11 May Growth of Manufacturing
As we struggle to recover economically as a country, one of the saving graces is that the industrial industry is forging ahead, blazing the trail for other industries to follow. American companies that had moved their production out of the country and over to China are now considering moving back to the US issues including rising wages and protection of trademark. In fact, in April of 2011, 22% of companies had already made the move back to the US and many were still considering the option. This transition is doing much for the economic climate in the US and the cities that consider manufacturing their primary form of industry.
Manufacturing companies are adding jobs faster than private industry now. Companies operating in this industry find themselves with a shortage of properly skilled employees – a challenge that is relatively new. In the past, there was an abundance of skilled manufacturing workers. This shift creates a unique problem to be addressed.

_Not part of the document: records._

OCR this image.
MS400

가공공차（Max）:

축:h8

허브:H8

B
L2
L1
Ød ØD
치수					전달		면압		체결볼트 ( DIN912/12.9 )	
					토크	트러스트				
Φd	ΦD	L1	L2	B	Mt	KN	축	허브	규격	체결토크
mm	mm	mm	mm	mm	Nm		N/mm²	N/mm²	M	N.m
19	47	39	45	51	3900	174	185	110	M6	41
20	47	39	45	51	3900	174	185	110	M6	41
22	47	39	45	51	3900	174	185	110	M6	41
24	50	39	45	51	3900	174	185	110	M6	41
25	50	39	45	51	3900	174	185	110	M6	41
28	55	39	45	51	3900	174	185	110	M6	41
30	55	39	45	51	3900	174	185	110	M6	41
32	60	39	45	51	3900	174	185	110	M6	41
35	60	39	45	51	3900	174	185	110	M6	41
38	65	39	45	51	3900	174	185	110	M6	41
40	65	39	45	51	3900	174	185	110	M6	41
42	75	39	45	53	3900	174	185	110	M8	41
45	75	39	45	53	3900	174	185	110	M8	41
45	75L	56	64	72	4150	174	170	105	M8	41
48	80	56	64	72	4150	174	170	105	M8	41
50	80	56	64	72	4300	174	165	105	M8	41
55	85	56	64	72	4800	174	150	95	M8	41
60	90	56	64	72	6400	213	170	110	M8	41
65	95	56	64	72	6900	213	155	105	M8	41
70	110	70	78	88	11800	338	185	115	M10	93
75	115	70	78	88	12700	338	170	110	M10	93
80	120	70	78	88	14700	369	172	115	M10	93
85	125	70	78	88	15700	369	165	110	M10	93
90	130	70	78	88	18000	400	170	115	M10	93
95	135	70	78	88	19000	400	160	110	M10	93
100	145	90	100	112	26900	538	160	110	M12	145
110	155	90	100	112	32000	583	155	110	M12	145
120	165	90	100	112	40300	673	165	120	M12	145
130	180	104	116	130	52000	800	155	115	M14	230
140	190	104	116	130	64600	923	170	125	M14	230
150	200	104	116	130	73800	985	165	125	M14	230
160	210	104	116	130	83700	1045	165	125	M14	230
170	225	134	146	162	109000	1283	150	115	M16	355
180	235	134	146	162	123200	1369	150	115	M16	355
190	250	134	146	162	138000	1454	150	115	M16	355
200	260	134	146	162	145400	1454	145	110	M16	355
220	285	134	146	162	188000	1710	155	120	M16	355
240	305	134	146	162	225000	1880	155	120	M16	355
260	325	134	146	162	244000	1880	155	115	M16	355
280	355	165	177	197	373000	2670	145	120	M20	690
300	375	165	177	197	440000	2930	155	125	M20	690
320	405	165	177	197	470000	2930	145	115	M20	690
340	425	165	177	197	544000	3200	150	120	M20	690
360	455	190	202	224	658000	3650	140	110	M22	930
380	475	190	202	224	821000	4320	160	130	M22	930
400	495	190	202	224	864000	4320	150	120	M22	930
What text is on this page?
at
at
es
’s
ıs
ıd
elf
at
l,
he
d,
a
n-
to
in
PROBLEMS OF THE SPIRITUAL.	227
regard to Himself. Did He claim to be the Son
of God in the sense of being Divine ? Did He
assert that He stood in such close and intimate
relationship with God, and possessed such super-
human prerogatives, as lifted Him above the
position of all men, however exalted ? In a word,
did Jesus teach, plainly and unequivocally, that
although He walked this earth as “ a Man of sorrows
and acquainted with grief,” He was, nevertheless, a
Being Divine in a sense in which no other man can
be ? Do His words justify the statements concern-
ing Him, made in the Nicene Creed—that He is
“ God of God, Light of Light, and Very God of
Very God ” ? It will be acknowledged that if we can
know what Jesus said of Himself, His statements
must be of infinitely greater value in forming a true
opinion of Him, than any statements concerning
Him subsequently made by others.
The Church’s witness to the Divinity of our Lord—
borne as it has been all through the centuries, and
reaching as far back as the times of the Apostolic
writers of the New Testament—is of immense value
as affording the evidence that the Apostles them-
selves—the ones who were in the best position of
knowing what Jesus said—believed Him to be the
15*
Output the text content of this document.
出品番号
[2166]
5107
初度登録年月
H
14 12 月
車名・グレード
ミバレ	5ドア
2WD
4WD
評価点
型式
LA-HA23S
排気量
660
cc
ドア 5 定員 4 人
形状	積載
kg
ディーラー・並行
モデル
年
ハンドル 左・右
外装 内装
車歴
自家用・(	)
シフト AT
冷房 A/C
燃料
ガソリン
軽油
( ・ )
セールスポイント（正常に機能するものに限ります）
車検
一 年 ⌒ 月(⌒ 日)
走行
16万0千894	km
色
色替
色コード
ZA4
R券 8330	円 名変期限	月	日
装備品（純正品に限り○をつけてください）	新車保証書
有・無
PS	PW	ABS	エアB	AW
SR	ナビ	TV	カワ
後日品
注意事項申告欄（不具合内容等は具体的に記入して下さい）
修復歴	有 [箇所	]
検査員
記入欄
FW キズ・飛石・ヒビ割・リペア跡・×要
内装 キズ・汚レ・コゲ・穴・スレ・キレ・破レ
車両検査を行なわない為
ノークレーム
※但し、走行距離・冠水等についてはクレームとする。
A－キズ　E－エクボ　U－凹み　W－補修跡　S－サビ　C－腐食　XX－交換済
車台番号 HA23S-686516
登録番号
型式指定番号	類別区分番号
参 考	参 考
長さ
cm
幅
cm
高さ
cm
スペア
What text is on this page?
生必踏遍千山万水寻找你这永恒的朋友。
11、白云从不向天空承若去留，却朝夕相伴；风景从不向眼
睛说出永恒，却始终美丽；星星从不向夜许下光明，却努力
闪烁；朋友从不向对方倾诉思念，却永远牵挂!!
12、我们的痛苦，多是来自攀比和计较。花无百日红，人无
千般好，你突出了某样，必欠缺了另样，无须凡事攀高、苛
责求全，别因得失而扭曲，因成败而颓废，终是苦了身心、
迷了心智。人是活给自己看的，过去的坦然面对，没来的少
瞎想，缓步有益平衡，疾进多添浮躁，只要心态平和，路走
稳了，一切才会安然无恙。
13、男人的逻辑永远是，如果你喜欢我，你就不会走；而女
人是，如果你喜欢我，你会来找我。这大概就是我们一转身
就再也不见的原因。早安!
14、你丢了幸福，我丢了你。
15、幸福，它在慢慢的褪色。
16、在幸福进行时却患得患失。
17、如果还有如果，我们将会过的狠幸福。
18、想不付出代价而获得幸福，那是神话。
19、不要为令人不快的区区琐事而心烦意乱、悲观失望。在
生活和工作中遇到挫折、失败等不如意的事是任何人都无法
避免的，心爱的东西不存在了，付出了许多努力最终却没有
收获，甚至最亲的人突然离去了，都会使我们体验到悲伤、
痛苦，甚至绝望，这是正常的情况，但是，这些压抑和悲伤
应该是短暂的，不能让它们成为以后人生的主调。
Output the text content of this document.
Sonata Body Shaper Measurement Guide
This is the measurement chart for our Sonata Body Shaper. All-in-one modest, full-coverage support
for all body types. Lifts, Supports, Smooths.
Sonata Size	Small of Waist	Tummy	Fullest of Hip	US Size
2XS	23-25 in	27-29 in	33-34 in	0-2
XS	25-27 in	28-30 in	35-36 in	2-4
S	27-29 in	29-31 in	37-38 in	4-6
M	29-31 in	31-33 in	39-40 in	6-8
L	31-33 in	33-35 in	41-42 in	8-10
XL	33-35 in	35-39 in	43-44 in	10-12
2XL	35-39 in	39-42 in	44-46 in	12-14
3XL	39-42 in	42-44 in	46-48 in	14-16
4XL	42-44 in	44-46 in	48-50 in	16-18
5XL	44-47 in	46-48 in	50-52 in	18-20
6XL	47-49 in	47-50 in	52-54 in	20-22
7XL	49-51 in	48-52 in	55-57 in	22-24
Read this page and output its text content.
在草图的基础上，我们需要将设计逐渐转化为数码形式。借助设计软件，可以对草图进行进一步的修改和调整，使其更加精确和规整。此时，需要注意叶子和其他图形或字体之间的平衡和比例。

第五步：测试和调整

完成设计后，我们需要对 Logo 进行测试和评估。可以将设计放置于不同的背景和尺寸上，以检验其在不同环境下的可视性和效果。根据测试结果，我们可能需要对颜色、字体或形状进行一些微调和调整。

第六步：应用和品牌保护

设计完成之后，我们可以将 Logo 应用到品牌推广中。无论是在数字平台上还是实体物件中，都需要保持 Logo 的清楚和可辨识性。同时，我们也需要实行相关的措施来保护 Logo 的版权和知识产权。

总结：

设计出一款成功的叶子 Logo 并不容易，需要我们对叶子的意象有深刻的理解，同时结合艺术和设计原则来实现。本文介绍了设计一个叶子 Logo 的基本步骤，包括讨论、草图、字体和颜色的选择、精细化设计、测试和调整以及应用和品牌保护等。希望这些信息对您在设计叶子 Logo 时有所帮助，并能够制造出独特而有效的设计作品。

The link between technology and manufacturing has never been more evident than now. Aerospace and technology firms are driving the push for more skilled workers, creating new jobs and new focuses. This impetus accounts for increased wages as well, pushing the average wage for a factory worker in manufacturing over that of an average position in the private sector.
Manufacturing jobs are picking up steam all over the country. Read this to see what cities are leading the U.S. manufacturing revival.
As this trend continues, the boon to the United States’ overall economic health will be bolstered.